Yes, this title sounds provocative and I am sure some people shy away from the book because of it. But you shouldn't hesitate to get a copy of this book and read it cover to cover. It is a collection of six fine essays on the topic of race, ethnicity, historical honesty, education, and the corrupting power of political influence on each of these topics.
While I cannot recreate all the information and structure of each essay, and summarizing them in some way does them a bit of an injustice, I do want you to know why I am so enthusiastic about this book and want you to read it. The title essay, "Black Rednecks and White Liberals" demonstrates that so much of the urban "black" culture is really not African in origin, but comes from the now extinct culture of northern Britain. The folks who brought their culture with them from Scotland and environs tended to settle in the South, owned slaves, and became what we call Rednecks. The slaves took on the culture of their masters and this leads to the term Sowell uses in the title.
Protecting a dysfunctional way of living because it is in some way African is not only masochistic, it is a false concept. Instead, the rejection of education and literacy, casual sexual attitudes, and the failure to structure life to prepare for the future are actually artifacts of the slave master culture (that portion of slave holders who were Rednecks, that is). Sowell contrast this reality with what is done by White Liberals to protect Urban Blacks to the detriment of those supposedly being helped.
The second essay, "Are Jews Generic" brings up the reasons why not only Jews, but other minorities around the world (Chinese emigrants, for example) have become "middlemen" and why this has led repeatedly to resentment and persecution. Hence the idea of what we too often think of as "the Jew" can be generic and applied to different minority cultures and practices. Quite an interesting article.
"The Real History of Slavery" is my favorite essay in the book. Without mitigating the horrors, sins, guilt, or suffering caused by American enslavement of Africans, Sowell puts it in a broader context. His point is to show that the notion of slavery was actually part of human culture everywhere in the world. It wasn't considered racist.

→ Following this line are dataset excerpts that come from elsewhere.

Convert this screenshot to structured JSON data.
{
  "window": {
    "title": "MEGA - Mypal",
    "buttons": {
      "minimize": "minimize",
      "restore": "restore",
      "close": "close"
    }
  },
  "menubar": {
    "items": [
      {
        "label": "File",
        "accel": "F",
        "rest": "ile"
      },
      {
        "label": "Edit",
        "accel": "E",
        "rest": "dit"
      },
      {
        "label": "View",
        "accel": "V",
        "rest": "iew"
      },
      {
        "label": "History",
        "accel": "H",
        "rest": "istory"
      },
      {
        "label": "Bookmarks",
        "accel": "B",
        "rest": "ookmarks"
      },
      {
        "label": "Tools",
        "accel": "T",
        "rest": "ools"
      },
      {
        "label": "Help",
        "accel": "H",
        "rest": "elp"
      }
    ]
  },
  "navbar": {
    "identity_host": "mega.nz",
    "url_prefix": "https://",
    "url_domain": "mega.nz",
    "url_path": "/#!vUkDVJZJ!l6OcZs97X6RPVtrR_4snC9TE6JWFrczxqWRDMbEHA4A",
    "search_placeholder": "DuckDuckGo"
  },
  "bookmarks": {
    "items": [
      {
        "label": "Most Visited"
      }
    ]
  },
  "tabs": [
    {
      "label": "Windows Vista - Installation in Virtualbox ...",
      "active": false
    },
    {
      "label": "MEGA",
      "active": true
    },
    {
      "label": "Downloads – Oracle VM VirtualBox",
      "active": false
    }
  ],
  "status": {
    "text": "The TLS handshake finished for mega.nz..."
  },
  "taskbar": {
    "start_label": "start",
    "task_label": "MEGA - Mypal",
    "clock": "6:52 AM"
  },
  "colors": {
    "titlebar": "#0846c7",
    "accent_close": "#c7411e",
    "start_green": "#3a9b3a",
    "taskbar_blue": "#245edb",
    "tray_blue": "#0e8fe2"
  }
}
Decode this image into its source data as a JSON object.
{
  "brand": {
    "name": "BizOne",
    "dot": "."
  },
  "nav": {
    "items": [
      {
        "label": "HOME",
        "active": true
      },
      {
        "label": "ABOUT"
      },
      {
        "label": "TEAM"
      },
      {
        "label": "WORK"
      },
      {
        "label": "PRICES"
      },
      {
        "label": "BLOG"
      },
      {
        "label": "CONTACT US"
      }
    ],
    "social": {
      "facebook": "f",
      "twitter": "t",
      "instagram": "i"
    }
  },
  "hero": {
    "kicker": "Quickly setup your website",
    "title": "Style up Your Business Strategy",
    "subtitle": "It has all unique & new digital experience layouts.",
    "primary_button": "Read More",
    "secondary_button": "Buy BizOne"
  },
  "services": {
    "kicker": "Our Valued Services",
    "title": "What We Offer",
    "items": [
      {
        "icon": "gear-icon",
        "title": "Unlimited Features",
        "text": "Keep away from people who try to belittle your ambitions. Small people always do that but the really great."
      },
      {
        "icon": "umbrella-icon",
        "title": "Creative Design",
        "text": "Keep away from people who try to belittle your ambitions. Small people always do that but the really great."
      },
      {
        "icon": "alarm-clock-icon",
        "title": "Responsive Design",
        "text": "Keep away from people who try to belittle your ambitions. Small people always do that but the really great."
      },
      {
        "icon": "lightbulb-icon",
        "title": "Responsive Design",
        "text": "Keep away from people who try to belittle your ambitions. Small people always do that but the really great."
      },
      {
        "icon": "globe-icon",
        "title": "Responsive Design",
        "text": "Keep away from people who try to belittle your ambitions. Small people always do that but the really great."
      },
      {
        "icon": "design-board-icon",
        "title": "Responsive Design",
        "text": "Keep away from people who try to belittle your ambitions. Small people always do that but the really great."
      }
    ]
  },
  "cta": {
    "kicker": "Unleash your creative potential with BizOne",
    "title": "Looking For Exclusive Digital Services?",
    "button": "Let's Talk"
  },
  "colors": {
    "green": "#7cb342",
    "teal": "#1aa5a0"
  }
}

That is, it wasn't until the notion of human equality was enshrined in our Declaration of Independence and the idea of human equality and freedom took hold in the West. It was then the West that used their Imperial power to destroy the slave trade to a large degree (it still exists in some Muslim countries) all over the globe. This is a very fascinating and informative essay.
"Germans and History" asks the question of whether the rise of Hitler was something built into the German culture that flowered or whether it was a freak event. Sowell demonstrates the rise of the German culture and how Germans had suffered at the hands of others over the centuries. The author concludes that Hitler was not peculiarly German, but was using global trends including the arguments put forward by the American Eugenics crowd (you know them now as Planned Parenthood) and the kind of genocide pioneered by the Ottoman Turks on the Armenians in order to gain a political plurality, seize control, and then execute his murderous plan. As Sowell notes, what is frightening is that this implies that it could arise again in another culture if the right circumstances met with another leader of Hitler's violent extremism and racial hatred.
"Black Education: Achievements, Myths, and Tragedies" is an excellent history of education priorities in various cultures, in the Slave culture, and what was done to educate the Freed Slaves (and prevent their education), and what has been done to miseducate entire generations of children in the name of desirable social ends. Sowell compares what was accomplished in Black schools like Dunbar High before Brown v. Education and what has not been accomplished since then. This is a superb essay.
The concluding essay sums up material from the previous five essays and compares what is taken from us when history is not presented honestly and is corrupted by "visions" of the past. No matter how well meaning, it damages us all because history is our cultural memory. Sowell notes: "We do not have a choice whether or not to discuss history. History has always been invoked in contemporary controversies. The only choice is between discussing what actually happened in the past and discussing notions projected into the past for present purposes." This essay is full of great material and powerful insights.
While I do recommend more books than most folks have time to read, there are a few that I urge you to read and this is one of them. Get a copy and read it closely. You will benefit from it, be challenged by aspects of it, and learn from all of it. Excellent!